Guolan Lu successfully defended her PhD thesis and joined Stanford University
As an emerging optical modality, hyperspectral imaging (HSI) holds great promise for early cancer detection and image-guided surgery. The major advantage of HSI is that it is a noninvasive technology that doesn't require any contrast agent, and it combines wide-field imaging and spectroscopy to simultaneously attain both spatial and spectral information from an object in a non-contact way. Light delivered to the tissue surface undergoes multiple elastic scattering and absorption interactions, and part of it returns as diffuse reflectance carrying diagnostic information about the underlying tissue structure and composition. The biochemical and morphological properties of the tissue change during disease progression. Therefore hyperspectral images, which contain high-dimensional spectral information at each image point, can be analyzed for visualization, characterization, and quantification of the disease state in biological tissue.
The overall goal of this dissertation was to investigate the potential of label-free HSI technology combined with machine learning methods as a noninvasive diagnostic tool for quantitative detection and delineation of head and neck cancer.

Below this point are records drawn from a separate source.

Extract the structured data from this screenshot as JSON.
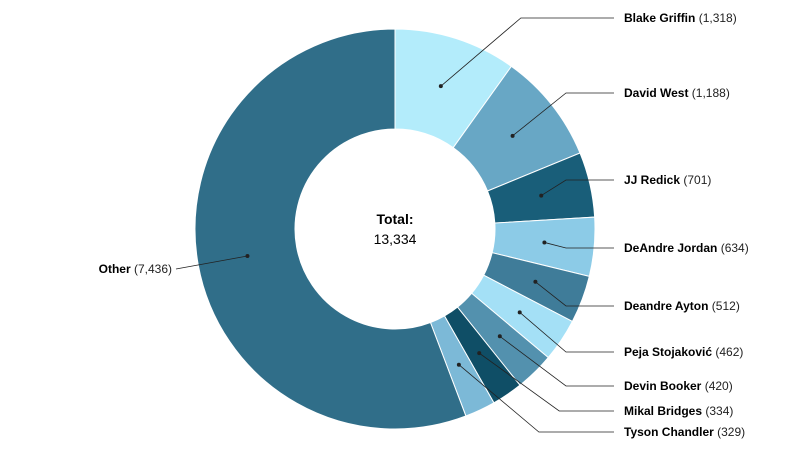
{
  "chart_data": {
    "type": "pie",
    "variant": "donut",
    "total_label": "Total:",
    "total_value": "13,334",
    "slices": [
      {
        "name": "Blake Griffin",
        "value": 1318,
        "value_label": "1,318",
        "color": "#b3ecfb"
      },
      {
        "name": "David West",
        "value": 1188,
        "value_label": "1,188",
        "color": "#68a7c5"
      },
      {
        "name": "JJ Redick",
        "value": 701,
        "value_label": "701",
        "color": "#195e79"
      },
      {
        "name": "DeAndre Jordan",
        "value": 634,
        "value_label": "634",
        "color": "#8ccbe7"
      },
      {
        "name": "Deandre Ayton",
        "value": 512,
        "value_label": "512",
        "color": "#3f7c99"
      },
      {
        "name": "Peja Stojaković",
        "value": 462,
        "value_label": "462",
        "color": "#a4e0f6"
      },
      {
        "name": "Devin Booker",
        "value": 420,
        "value_label": "420",
        "color": "#5391ae"
      },
      {
        "name": "Mikal Bridges",
        "value": 334,
        "value_label": "334",
        "color": "#0f4e66"
      },
      {
        "name": "Tyson Chandler",
        "value": 329,
        "value_label": "329",
        "color": "#7cb9d7"
      },
      {
        "name": "Other",
        "value": 7436,
        "value_label": "7,436",
        "color": "#306e89"
      }
    ]
  }
}
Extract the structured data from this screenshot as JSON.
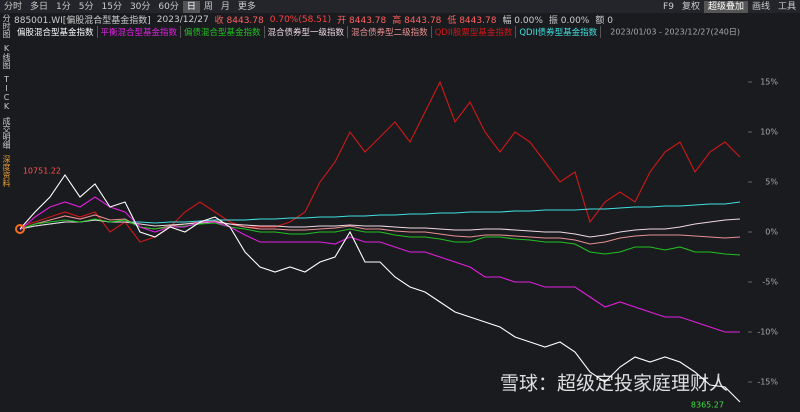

More specifically, this dissertation work has two applications: the early detection of cancer, and surgical guidance. To achieve this, we had four different aims. The first two aims evaluated the diagnostic performance of HSI and machine learning algorithms at differentiating cancer from normal tissue in preclinical animal models, including a subcutaneous cancer model (Aim 1), and a chemically-induced tongue carcinogenesis model (Aim 2). The last two aims investigated the detection and delineation of head and neck cancer in a surgical animal model (Aim 3) and fresh surgical specimens of human patients (Aim 4).